I have many physical scars on my body. On my right hand, I have a scar that was from taking cookies out of the Panera walk-in oven, the oven mitt didn't cover my whole hand, so when I reached to grab the tray, my hand brushed up against the rack, causing me a load of pain and a gnarly burn. 

I have a gash on the bottom of my right foot from the Reed’s Lake Triathlon that I did my sophomore year of college. We started in the water for the swim and when they said, ‘Go’ I pushed off a rock and felt slight pain. When I got in my tennis shoe for the bike, I noticed blood and I realized how much blood there really was when I started my run. Every step I took it was me stepping into a puddle of blood in my own shoe. I was okay. 

I have on the left side of my head, underneath my birthmark, a chicken pox scar, reminding me how truly awful my chicken pox were. I sucked my thumb when I was little, so I would scratch the itch and then suck my thumb, causing lovely chicken pox in my throat. 

I could continue to go on about all my scars on my body, we might be here all night if that were the case. I want to talk about Colton’s lyrics for ‘Scars’ and why I believe it the most important song that he sings. In my life, I have had struggles and challenges which I didn’t think I could get over. But by listening to this song and by fighting for my faith against the Devil who was trying to take it away, I was able to learn, grow and defeat the struggles and scars that I faced in my life. I was defiantly defeated, broken and bruised, three of the four words that Colton opens his song up with. I cried and I was confused about where I stood in my life and where my faith was through these struggles. Like the song, my struggles cut through my religion and my beliefs, I truly was at rock bottom. 

Now, before I go on, I haven’t discussed these scars with many people at all. I thought that I could handle the scars in my life…I was wrong. But that’s the great thing about Calvin College, a Christian college in name and atmosphere.
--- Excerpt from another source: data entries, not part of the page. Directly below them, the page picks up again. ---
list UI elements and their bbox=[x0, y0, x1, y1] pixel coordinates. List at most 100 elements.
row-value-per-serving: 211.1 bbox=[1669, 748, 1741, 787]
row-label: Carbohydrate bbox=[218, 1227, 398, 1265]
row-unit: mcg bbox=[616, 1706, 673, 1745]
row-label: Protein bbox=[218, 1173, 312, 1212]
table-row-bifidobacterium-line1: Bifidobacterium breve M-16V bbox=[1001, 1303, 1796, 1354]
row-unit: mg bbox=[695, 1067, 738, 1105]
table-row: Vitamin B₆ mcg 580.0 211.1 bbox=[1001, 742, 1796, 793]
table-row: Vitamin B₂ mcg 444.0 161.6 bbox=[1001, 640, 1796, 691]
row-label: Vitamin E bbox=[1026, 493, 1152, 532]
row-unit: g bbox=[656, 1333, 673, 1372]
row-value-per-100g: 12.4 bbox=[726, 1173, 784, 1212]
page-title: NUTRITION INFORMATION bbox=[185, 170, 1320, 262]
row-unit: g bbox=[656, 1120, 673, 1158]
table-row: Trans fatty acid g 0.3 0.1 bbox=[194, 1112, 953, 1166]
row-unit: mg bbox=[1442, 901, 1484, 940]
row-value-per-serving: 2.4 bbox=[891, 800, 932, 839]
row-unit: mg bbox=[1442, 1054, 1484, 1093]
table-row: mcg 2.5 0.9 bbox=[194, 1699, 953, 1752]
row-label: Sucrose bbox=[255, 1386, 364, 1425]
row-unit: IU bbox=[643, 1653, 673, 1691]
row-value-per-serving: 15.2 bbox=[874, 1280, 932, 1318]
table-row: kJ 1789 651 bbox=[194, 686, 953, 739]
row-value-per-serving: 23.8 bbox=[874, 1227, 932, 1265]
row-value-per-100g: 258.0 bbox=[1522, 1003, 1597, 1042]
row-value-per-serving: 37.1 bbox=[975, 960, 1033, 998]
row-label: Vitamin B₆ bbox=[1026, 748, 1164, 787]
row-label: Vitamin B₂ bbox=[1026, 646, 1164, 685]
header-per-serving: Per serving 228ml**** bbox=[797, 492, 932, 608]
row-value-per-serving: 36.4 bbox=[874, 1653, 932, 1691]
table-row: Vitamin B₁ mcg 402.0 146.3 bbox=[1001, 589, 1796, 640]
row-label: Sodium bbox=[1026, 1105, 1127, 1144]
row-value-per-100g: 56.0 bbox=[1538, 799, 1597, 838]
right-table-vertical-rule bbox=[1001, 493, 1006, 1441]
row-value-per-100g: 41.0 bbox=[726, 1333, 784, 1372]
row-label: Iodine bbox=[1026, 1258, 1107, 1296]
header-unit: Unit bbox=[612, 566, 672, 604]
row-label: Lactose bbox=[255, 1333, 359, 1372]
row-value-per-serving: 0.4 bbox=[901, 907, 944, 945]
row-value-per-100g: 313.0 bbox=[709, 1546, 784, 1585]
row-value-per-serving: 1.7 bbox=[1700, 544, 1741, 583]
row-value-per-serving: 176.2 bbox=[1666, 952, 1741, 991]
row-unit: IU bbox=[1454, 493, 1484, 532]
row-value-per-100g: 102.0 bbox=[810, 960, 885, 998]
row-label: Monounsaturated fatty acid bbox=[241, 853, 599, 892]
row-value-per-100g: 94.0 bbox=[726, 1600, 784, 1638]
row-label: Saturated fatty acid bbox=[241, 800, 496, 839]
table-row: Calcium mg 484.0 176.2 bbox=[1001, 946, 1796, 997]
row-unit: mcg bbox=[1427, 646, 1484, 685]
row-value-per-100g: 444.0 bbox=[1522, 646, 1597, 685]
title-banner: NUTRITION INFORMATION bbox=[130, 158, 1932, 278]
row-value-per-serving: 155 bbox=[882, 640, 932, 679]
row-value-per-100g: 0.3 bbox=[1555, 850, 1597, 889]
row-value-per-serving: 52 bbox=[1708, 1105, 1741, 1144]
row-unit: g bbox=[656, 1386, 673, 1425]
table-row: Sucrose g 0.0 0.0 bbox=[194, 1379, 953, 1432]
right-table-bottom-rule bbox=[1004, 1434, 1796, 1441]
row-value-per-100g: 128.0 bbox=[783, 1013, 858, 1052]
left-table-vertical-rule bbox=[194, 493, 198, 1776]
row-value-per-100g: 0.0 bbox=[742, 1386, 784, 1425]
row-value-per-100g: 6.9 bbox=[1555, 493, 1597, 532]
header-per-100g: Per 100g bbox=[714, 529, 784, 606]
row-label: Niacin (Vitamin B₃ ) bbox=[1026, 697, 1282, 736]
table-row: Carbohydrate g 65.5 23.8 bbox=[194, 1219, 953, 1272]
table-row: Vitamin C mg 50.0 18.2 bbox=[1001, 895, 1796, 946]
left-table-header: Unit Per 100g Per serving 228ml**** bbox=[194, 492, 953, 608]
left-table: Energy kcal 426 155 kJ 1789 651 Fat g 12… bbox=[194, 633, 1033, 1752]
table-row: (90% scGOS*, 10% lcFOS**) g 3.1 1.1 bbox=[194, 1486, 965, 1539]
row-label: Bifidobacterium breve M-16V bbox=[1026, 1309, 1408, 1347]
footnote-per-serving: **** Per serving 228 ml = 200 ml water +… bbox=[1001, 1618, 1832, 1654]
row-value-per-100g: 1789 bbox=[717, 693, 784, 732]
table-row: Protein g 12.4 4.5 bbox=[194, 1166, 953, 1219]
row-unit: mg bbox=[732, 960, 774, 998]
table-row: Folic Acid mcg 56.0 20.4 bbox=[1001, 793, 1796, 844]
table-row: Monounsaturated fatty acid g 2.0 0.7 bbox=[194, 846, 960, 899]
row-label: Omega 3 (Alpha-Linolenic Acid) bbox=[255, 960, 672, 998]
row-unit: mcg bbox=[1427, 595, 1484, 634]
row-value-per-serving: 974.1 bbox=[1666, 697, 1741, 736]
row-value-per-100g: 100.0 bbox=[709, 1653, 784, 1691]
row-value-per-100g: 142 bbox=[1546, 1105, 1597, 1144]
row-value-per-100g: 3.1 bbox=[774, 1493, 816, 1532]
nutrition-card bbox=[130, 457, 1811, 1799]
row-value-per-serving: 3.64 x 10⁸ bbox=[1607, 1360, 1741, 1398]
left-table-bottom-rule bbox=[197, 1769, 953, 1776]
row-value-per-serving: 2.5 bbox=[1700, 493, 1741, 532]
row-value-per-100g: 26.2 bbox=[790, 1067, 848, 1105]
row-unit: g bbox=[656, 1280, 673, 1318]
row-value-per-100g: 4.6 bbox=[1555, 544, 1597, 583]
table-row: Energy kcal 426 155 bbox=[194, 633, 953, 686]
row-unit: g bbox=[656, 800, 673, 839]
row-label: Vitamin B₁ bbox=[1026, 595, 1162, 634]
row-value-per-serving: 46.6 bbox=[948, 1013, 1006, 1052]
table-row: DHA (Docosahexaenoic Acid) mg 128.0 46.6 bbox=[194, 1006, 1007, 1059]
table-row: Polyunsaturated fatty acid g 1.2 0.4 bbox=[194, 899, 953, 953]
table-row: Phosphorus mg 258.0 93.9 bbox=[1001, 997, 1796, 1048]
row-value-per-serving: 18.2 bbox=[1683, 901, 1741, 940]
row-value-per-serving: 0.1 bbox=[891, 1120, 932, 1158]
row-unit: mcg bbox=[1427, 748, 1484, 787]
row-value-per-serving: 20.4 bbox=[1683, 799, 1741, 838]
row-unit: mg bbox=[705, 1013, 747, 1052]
I had friends who helped me, I had the counseling center, which provided a safe and unbiased place for me to share my struggles and my emotions. I wish for anyone who has weight bearing, rock bottom scars, struggles, and challenges, that you seek help. I would never want another young woman (or man), to be where I was two years ago. To feel the way I felt and feel hopeless about many things in life. Whether be talking to family or friend, pastor or preacher, counselor or psychologist, open your troubles up and DO NOT keep them bottled up…it’s not healthy. Speaking from experience here! 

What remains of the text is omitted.